Eberhardt, 49, was cited for her efforts to examine how subtle, ingrained racial biases influence not just how we view people, but the objects of our daily world — and how those perceptions skew institutions such as the criminal justice system. She has transferred that work from laboratories filled with brain-scanning machines to police precincts, where she has advised cops about the ways their own minds can lead them onto perilous ground.
"Most people know that African Americans are associated with crime and that they're stereotyped as criminal — in fact it's one of the strongest stereotypes of blacks in American society," Eberhardt said. "My work focuses on how that association might matter at different points in the criminal justice system and how this association can then affect us in surprising ways."
It matters because people can transfer associations from people to objects and places.
Eberhardt likes to use the example of the watch her late father, Harlan Eberhardt, gave her when his mother died. That watch had been her grandmother's prized possession. As she put it on her wrist, Jennifer Eberhardt was overwhelmed by the power of her own associations, now invested in the old timepiece. "I could see my grandmother alive again," she recalled in one of her lectures.
But the apparent ease with which the human mind shifts associations from people to objects and back can lead to trouble, Eberhardt's research has shown. White people who viewed fleeting images of black faces, for instance, were able to recognize the fuzzy outline of a gun more quickly than their peers who were exposed to white faces.
When Eberhardt reversed the experiment, the association between blacks and crime moved the other way. She subliminally exposed subjects to crime-related objects, followed by a longer-lasting screen showing a black face and a white face. Afterward, subjects were asked to quickly identify where a dot flashed on a blank screen. Their reactions were much quicker when the dot appeared on the side where the black face had been. The same held true when police officers took the test and saw crime-related words such as "capture" or "pursue" instead of images of weapons.
Eberhardt believes these free-flowing associations can infect the judicial system with bias. Her statistical studies have shown, for example, that having stereotypically black facial features correlates with tougher jury verdicts, longer prison terms, more death sentences and erroneous identifications by police.
Sometimes, her lessons come home. When her oldest son was in the first grade, he wondered whether blacks might have an invisible force field around them. After all, he told her, white people shied away when a black man came into the local Safeway.
The same son (she has three), now in high school, was pulled over recently in an affluent neighborhood for allegedly speeding on his bicycle. Eberhardt and her husband, Stanford law professor Ralph Richard Banks, have had to have "the talk" that African American parents routinely have with sons, about how interactions with police can quickly escalate to force, sometimes with deadly consequences.
It could be daunting to confirm bias in study after study, or see the subtle clockwork of racism evoked in brain scans. But Eberhardt pivots forward.

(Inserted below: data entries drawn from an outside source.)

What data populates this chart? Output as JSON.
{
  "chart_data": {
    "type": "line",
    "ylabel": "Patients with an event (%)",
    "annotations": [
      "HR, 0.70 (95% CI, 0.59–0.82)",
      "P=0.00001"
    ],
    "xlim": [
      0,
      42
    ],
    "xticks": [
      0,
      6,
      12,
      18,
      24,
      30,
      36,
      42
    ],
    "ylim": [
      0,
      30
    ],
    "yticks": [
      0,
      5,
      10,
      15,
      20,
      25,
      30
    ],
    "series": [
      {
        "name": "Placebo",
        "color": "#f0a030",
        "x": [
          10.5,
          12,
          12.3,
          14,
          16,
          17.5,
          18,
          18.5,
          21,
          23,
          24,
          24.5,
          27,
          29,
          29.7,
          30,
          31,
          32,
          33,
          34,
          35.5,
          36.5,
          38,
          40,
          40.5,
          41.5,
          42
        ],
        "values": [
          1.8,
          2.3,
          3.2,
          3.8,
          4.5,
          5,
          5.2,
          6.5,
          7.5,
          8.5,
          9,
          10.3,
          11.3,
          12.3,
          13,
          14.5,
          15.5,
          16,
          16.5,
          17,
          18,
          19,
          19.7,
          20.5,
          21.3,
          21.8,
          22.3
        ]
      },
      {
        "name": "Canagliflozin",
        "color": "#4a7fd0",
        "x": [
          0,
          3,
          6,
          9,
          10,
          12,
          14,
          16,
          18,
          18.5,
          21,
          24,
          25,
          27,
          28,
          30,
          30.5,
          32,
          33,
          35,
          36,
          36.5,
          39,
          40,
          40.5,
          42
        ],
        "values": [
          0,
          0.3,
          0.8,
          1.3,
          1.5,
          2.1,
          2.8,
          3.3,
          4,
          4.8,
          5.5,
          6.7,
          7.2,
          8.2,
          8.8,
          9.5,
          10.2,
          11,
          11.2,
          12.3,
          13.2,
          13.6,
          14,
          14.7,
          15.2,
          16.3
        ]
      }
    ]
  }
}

"It's dispiriting, but at the same time I find myself hopeful," she said. "Society is dictating how those brain structures are responding. There are certain things about society that we can improve and change, so to the extent that we do that, we change ourselves."
Such change was what Eberhardt's father had in mind when he used the savings from his postman's salary and profits from a side business in antiques to move the family from the predominantly black Lee-Harvard neighborhood of Cleveland to suburban Beachwood. Jennifer Eberhardt started seventh grade in that predominantly white suburb, where she no longer felt insecure about telling friends that she loved school.
"The neighborhoods weren't all that far apart; they were a bike ride away, but in many ways they were a world away," she said. "I don't know if I would've gone to college if I hadn't moved. That, I think, really got me interested in race and inequality and how people can live so differently in different spaces."
Eberhardt went on to the University of Cincinnati, then earned a doctorate at Harvard. She was an assistant professor at Yale before joining the Stanford faculty in 1998.
Until now, gaining tenure at Stanford was the highlight of her professional life. Then the John D. and Catherine T. MacArthur Foundation called to say she had won the $625,000 grant, paid quarterly over five years with no strings attached.
"I didn't think I'd ever have that feeling again. But receiving the award felt that way," she said. "I'm very hopeful, motivated, honored. But I don't know about the money yet."